STEM teacher Meredith Llewellyn plants about three crops of lettuce each year, starting with seedlings. She said plants can go from ready-to-eat to going-to-seed in a week, so she tries to plan the planting schedule around school breaks.
Students say the lettuce they grow in the garden at school is more fresh and soft than the lettuce they eat at home. (Jet Burnham/City Journals)
For this first crop of the year, the seeds were planted in August. When students left for Fall Break in October, the lettuce sprouts were still just an inch tall, but when the kids came back a week later, the plants were about five inches taller.
“It does go from ‘There's not enough for 20 kids’ to ‘We need to eat it today,’” Llewellyn said. “They really do double in a week. Once they go beyond the seedling size, they double in height.”
When the plants were ready to eat the first week of November, many students ate it plain but they had the option of adding ranch dressing or lemon juice and salt. Some enjoyed it so much, they went back for a second helping.

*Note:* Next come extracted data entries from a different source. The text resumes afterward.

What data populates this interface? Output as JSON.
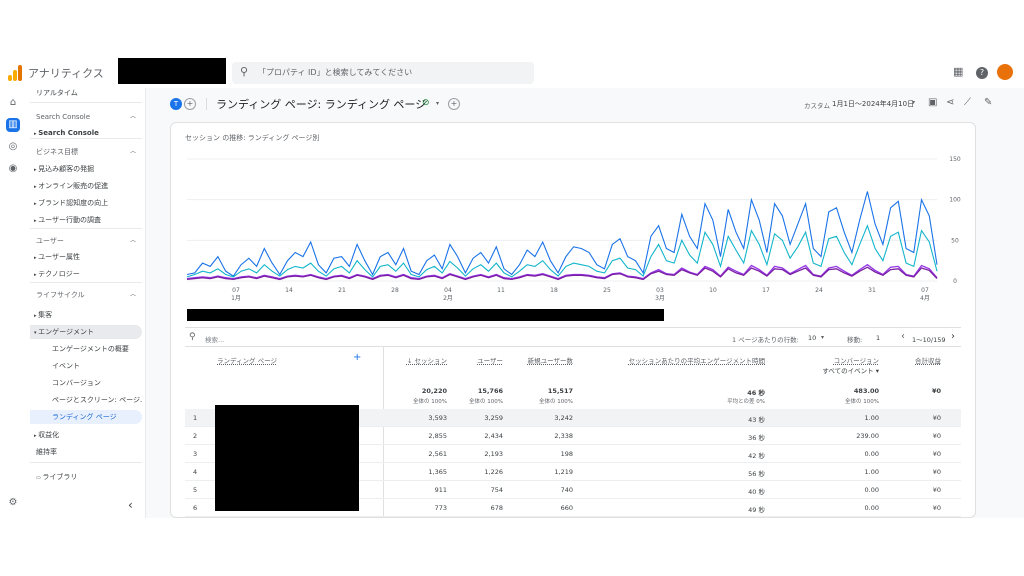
{
  "header": {
    "app_name": "アナリティクス",
    "search_placeholder": "「プロパティ ID」と検索してみてください"
  },
  "nav": {
    "items": [
      {
        "label": "リアルタイム",
        "kind": "plain"
      },
      {
        "label": "Search Console",
        "kind": "section"
      },
      {
        "label": "Search Console",
        "kind": "bullet-bold"
      },
      {
        "label": "ビジネス目標",
        "kind": "section"
      },
      {
        "label": "見込み顧客の発掘",
        "kind": "bullet"
      },
      {
        "label": "オンライン販売の促進",
        "kind": "bullet"
      },
      {
        "label": "ブランド認知度の向上",
        "kind": "bullet"
      },
      {
        "label": "ユーザー行動の調査",
        "kind": "bullet"
      },
      {
        "label": "ユーザー",
        "kind": "section"
      },
      {
        "label": "ユーザー属性",
        "kind": "bullet"
      },
      {
        "label": "テクノロジー",
        "kind": "bullet"
      },
      {
        "label": "ライフサイクル",
        "kind": "section"
      },
      {
        "label": "集客",
        "kind": "bullet"
      },
      {
        "label": "エンゲージメント",
        "kind": "open"
      },
      {
        "label": "エンゲージメントの概要",
        "kind": "sub"
      },
      {
        "label": "イベント",
        "kind": "sub"
      },
      {
        "label": "コンバージョン",
        "kind": "sub"
      },
      {
        "label": "ページとスクリーン: ページ...",
        "kind": "sub"
      },
      {
        "label": "ランディング ページ",
        "kind": "sub-selected"
      },
      {
        "label": "収益化",
        "kind": "bullet"
      },
      {
        "label": "維持率",
        "kind": "plain"
      },
      {
        "label": "ライブラリ",
        "kind": "library"
      }
    ]
  },
  "report": {
    "title": "ランディング ページ: ランディング ページ",
    "date_label": "カスタム",
    "date_range": "1月1日～2024年4月10日",
    "chart_title": "セッション の推移: ランディング ページ別",
    "search_placeholder": "検索...",
    "rows_per_page_label": "1 ページあたりの行数:",
    "rows_per_page": "10",
    "goto_label": "移動:",
    "goto_value": "1",
    "pagination": "1～10/159"
  },
  "chart_data": {
    "type": "line",
    "ylim": [
      0,
      150
    ],
    "yticks": [
      "150",
      "100",
      "50",
      "0"
    ],
    "xticks": [
      {
        "d": "07",
        "m": "1月"
      },
      {
        "d": "14",
        "m": ""
      },
      {
        "d": "21",
        "m": ""
      },
      {
        "d": "28",
        "m": ""
      },
      {
        "d": "04",
        "m": "2月"
      },
      {
        "d": "11",
        "m": ""
      },
      {
        "d": "18",
        "m": ""
      },
      {
        "d": "25",
        "m": ""
      },
      {
        "d": "03",
        "m": "3月"
      },
      {
        "d": "10",
        "m": ""
      },
      {
        "d": "17",
        "m": ""
      },
      {
        "d": "24",
        "m": ""
      },
      {
        "d": "31",
        "m": ""
      },
      {
        "d": "07",
        "m": "4月"
      }
    ],
    "series": [
      {
        "color": "#1a73e8",
        "values": [
          8,
          10,
          22,
          18,
          30,
          12,
          6,
          20,
          28,
          18,
          40,
          22,
          8,
          25,
          35,
          30,
          48,
          20,
          10,
          28,
          30,
          18,
          45,
          25,
          8,
          30,
          35,
          20,
          40,
          12,
          8,
          25,
          32,
          15,
          45,
          30,
          10,
          28,
          35,
          22,
          42,
          15,
          8,
          20,
          38,
          30,
          48,
          25,
          10,
          30,
          42,
          40,
          35,
          20,
          15,
          45,
          52,
          30,
          25,
          10,
          55,
          68,
          40,
          35,
          82,
          55,
          40,
          95,
          75,
          30,
          88,
          60,
          40,
          100,
          75,
          35,
          95,
          80,
          45,
          70,
          95,
          40,
          30,
          85,
          90,
          60,
          35,
          75,
          110,
          70,
          45,
          90,
          98,
          40,
          35,
          100,
          80,
          20
        ]
      },
      {
        "color": "#12b5cb",
        "values": [
          5,
          8,
          12,
          10,
          15,
          8,
          5,
          12,
          15,
          10,
          20,
          12,
          6,
          14,
          18,
          16,
          22,
          12,
          6,
          15,
          18,
          10,
          25,
          14,
          5,
          18,
          20,
          12,
          22,
          8,
          5,
          14,
          18,
          10,
          24,
          16,
          6,
          15,
          20,
          12,
          22,
          10,
          5,
          12,
          20,
          18,
          25,
          14,
          6,
          18,
          22,
          20,
          18,
          12,
          10,
          25,
          28,
          16,
          14,
          6,
          30,
          45,
          25,
          22,
          50,
          32,
          22,
          60,
          45,
          18,
          55,
          38,
          22,
          62,
          45,
          20,
          58,
          50,
          28,
          42,
          60,
          22,
          18,
          52,
          55,
          35,
          20,
          45,
          68,
          40,
          25,
          55,
          60,
          22,
          18,
          62,
          48,
          12
        ]
      },
      {
        "color": "#9334e6",
        "values": [
          3,
          4,
          5,
          4,
          6,
          4,
          3,
          5,
          6,
          4,
          7,
          5,
          3,
          6,
          7,
          6,
          8,
          5,
          3,
          6,
          7,
          4,
          8,
          6,
          3,
          7,
          8,
          5,
          8,
          4,
          3,
          6,
          7,
          4,
          9,
          6,
          3,
          6,
          8,
          5,
          8,
          4,
          3,
          5,
          8,
          7,
          9,
          6,
          3,
          7,
          8,
          8,
          7,
          5,
          4,
          9,
          10,
          6,
          5,
          3,
          10,
          14,
          9,
          8,
          16,
          11,
          8,
          18,
          14,
          6,
          17,
          12,
          8,
          19,
          14,
          7,
          18,
          16,
          9,
          14,
          19,
          8,
          6,
          16,
          18,
          12,
          7,
          14,
          20,
          13,
          8,
          17,
          18,
          8,
          6,
          19,
          15,
          4
        ]
      },
      {
        "color": "#7b1fa2",
        "values": [
          2,
          3,
          4,
          3,
          5,
          3,
          2,
          4,
          5,
          3,
          6,
          4,
          2,
          5,
          6,
          5,
          7,
          4,
          2,
          5,
          6,
          3,
          7,
          5,
          2,
          6,
          7,
          4,
          7,
          3,
          2,
          5,
          6,
          3,
          8,
          5,
          2,
          5,
          7,
          4,
          7,
          3,
          2,
          4,
          7,
          6,
          8,
          5,
          2,
          6,
          7,
          7,
          6,
          4,
          3,
          8,
          9,
          5,
          4,
          2,
          9,
          12,
          8,
          7,
          14,
          10,
          7,
          16,
          12,
          5,
          15,
          10,
          7,
          16,
          12,
          6,
          15,
          14,
          8,
          12,
          16,
          7,
          5,
          14,
          15,
          10,
          6,
          12,
          17,
          11,
          7,
          14,
          15,
          7,
          5,
          16,
          13,
          3
        ]
      }
    ]
  },
  "table": {
    "col_landing": "ランディング ページ",
    "columns": [
      {
        "label": "↓ セッション",
        "total": "20,220",
        "sub": "全体の 100%"
      },
      {
        "label": "ユーザー",
        "total": "15,766",
        "sub": "全体の 100%"
      },
      {
        "label": "新規ユーザー数",
        "total": "15,517",
        "sub": "全体の 100%"
      },
      {
        "label": "セッションあたりの平均エンゲージメント時間",
        "total": "46 秒",
        "sub": "平均との差 0%"
      },
      {
        "label": "コンバージョン",
        "label2": "すべてのイベント ▾",
        "total": "483.00",
        "sub": "全体の 100%"
      },
      {
        "label": "合計収益",
        "total": "¥0",
        "sub": ""
      }
    ],
    "rows": [
      {
        "n": "1",
        "v": [
          "3,593",
          "3,259",
          "3,242",
          "43 秒",
          "1.00",
          "¥0"
        ]
      },
      {
        "n": "2",
        "v": [
          "2,855",
          "2,434",
          "2,338",
          "36 秒",
          "239.00",
          "¥0"
        ]
      },
      {
        "n": "3",
        "v": [
          "2,561",
          "2,193",
          "198",
          "42 秒",
          "0.00",
          "¥0"
        ]
      },
      {
        "n": "4",
        "v": [
          "1,365",
          "1,226",
          "1,219",
          "56 秒",
          "1.00",
          "¥0"
        ]
      },
      {
        "n": "5",
        "v": [
          "911",
          "754",
          "740",
          "40 秒",
          "0.00",
          "¥0"
        ]
      },
      {
        "n": "6",
        "v": [
          "773",
          "678",
          "660",
          "49 秒",
          "0.00",
          "¥0"
        ]
      }
    ]
  }
}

“If there was, like, 100 of lettuce like these, they would all be gone,” a third grader said. “If I could, I'd have thirds. It’s super good and I love it. I've been in school for five years, and it's been amazing eating this lettuce."

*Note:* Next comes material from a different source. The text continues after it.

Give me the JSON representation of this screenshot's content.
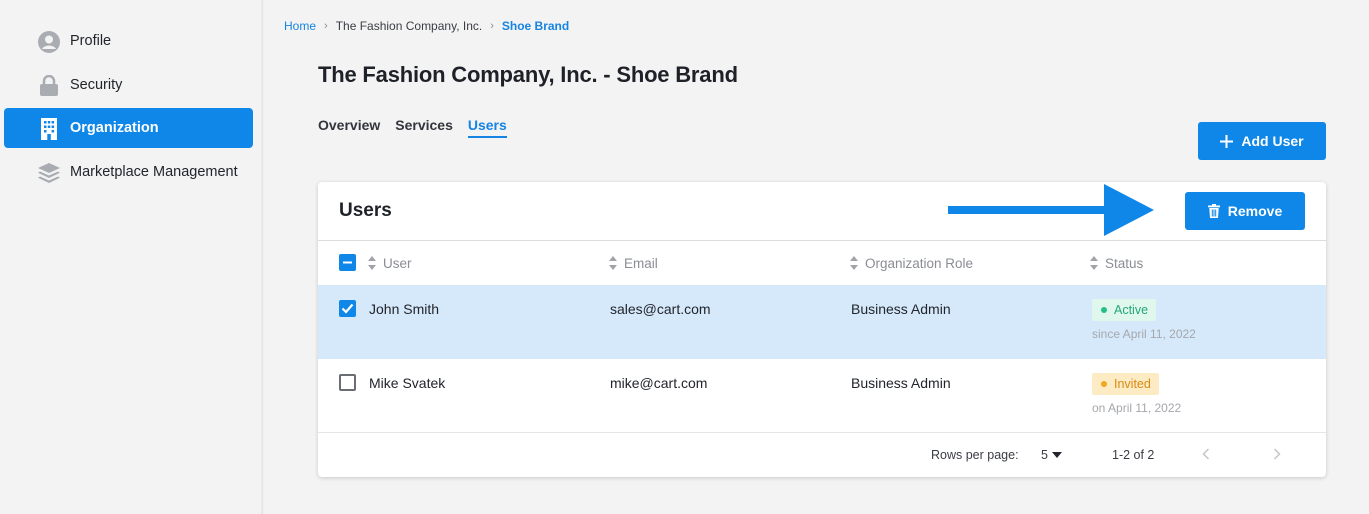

One third grader said lettuce is one of his favorite vegetables and that the lettuce grown at the school is softer and “much fresher” than lettuce he eats at home.
Some students sing or read to the lettuce growing in their classroom to help it grow. Older students remember how that helped revive plants a few years ago when there was a power outage at the school over Christmas break.

The majority of students prefer to eat their lettuce with lemon juice and salt. (Jet Burnham/City Journals)
“We came back and everything was dead,” Llewellyn said. “And the kids sang to them, and our plants came back, and the kids were so excited it worked.” She said it probably also helped that the lights and watering systems started functioning again.
Each classroom at Majestic Elementary Arts Academy has its own tabletop hydroponic growing system so students can observe the plants growing.
“I don't know that any of them have gardens at home,” Llewellyn said.
She uses the lettuce and other plants, which she grows in a large hydroponic garden, to teach science concepts.
Lessons involving plants coincide with each grade’s curriculum in some way. Younger students learn about the parts and life cycle of a plant.
“We grow kohlrabi for science purposes because it shows the root and the stem and it really demonstrates the plant so well so we can have that conversation as the plants grow and change,” Llewellyn said.
Older students learn about the value of volcanic rock, which is what their hydroponic seedlings are planted in.
“With fifth-graders, we talk about how volcanoes are important for our food production because they replenish the nutrients in the soil, and I let them hold the little fluffy pieces of spun volcanic rock which is compressed into a little brick, and that's what the seeds are grown in,” Llewellyn said.
Llewellyn hopes to grow--and the students hope to eat--at least two more crops of lettuce this school year.